We believe that full participation by this country in the common agricultural policy will provide great opportunities for expansion of production and exports of major agricultural products. It will provide appreciable increases in farm incomes without even the expected expansion of production. What we are negotiating in regard to agriculture are the transitional arrangements which will apply while we are phasing in to the common agricultural policy. The general indications are that arrangements will be worked out which will be fully acceptable to our community here. The final details have not been settled.

With regard to the question of arrangements applying to the motor industry the Community have had, as the Taoiseach said, our proposals under examination and they have yet to give a reaction to them. I should like to make a point in relation to the car assembly industry and certain other matters. It is most important that the Community bear in mind fully the economic consequences that might arise here in an enlarged Community if arrangements which we at present operate, in the interests of creating and maintaining employment, are not recognised and provided for in the terms of our accession, at least until the economic sectors concerned have had an opportunity to adjust to the conditions of an enlarged Community. There is also the important question of export tax reliefs and the considerations I have just mentioned apply here as well. We shall pursue these questions most vigorously in our negotiations.

Two of my main preoccupations in the coming months will be fisheries and regional development. I have kept the House fully informed on developments in the negotiations in regard to fisheries. I have made available to Deputies the strong views presented to the Community on the problems which would be created for the livelihood of our fishermen and our fish stocks. As I have said before, it is a matter of vital concern to us and I have left the Community in no doubt about this. The time has come when we must explicitly request the Community to consider possible arrangements which will ensure that our particular interests in the fishery sector are recognised and protected so as to avoid the serious damage to our fisheries which uninhibited common access would give rise to.

Those who talk about putting up another proposal like the Norwegians have done should remember that we would like to see a reaction from the Community. If they accept the Norwegian proposal it would apply to the whole Community. I should like to see evidence from the Community on this common access provision that it is not committed to adhering too rigidly to this feature of the regulation.

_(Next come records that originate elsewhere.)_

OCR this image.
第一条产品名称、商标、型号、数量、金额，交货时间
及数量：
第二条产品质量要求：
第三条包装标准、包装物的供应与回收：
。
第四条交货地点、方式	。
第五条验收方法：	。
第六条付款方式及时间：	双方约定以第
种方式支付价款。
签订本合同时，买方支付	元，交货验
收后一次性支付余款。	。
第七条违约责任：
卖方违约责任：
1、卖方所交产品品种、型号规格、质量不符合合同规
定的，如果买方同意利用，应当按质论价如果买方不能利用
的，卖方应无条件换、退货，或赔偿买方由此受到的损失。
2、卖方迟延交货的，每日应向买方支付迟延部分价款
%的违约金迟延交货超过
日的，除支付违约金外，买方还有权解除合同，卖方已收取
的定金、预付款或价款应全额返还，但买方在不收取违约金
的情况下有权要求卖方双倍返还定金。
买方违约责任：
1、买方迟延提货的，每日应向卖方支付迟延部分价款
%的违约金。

We shall seek arrangements which will afford necessary protection to enable our fisheries to survive and develop. In our view this will necessitate Ireland being in a position to operate certain fishery limitations on an exclusive basis because it is difficult otherwise to see how the necessary protection could be afforded to our fishermen and adequate provision made for the conservation of our fish stocks. I propose making a statement to the Community on fisheries at our meeting on 7th June.

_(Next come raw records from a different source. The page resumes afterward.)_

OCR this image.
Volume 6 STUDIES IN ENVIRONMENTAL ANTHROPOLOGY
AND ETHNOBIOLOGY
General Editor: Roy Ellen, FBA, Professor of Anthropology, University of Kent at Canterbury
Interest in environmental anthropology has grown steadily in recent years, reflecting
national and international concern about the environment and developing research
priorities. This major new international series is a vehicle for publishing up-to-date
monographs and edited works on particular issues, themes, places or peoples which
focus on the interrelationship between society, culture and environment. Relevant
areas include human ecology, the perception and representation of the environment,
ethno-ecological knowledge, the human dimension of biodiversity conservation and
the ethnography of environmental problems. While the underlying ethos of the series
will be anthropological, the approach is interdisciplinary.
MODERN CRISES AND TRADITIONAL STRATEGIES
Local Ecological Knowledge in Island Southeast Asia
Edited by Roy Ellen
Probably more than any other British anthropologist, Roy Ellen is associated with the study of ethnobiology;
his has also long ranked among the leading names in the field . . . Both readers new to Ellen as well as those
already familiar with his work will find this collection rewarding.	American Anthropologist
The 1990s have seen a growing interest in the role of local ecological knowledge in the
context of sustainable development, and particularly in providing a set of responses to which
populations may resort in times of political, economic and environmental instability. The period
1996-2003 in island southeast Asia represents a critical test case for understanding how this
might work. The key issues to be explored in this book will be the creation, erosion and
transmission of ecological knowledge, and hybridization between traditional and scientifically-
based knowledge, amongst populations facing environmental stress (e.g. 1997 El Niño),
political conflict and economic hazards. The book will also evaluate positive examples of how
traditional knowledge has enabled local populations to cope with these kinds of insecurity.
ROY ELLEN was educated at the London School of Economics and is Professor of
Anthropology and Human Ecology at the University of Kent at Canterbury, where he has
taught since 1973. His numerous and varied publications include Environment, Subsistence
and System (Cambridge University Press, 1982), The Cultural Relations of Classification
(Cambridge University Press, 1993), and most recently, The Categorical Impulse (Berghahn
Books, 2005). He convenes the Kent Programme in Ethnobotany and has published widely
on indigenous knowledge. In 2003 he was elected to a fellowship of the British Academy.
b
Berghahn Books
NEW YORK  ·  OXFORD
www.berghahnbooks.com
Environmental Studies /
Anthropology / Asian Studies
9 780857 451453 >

The Minister appreciates that his time is up.

I have a number of points I would have answered but, as regards regional policy, in the sense of negotiating there is not a Community regional policy into which we would phase as we would into other Community policies but we believe we should have both the right and the freedom to apply our own regional policy. We believe, too, that the Community policy should be developed and I accept what the House says about seeking a commitment that there will be a Community regional policy. I regret I have not been able to cover all the points raised.

A Leas-Cheann Comhairle, may I, through you ask one question?

Questions are what made me fail to cover all points.

We were not trying to take the Minister's time. The Minister has had only half an hour and, despite the compliments the Minister has paid to the Opposition on their efforts, the debate has not been satisfactory. The offer by the Taoiseach was that we should have a debate for one day per week——

Per month.

——one day per month rather. That means that we will have only one more debate of six and a half hours——

The Deputy appreciates he cannot raise this on the adjournment of the House.

The Dáil adjourned at 10.35 p.m. until 10.30 a.m. on Wednesday, 2nd June, 1971.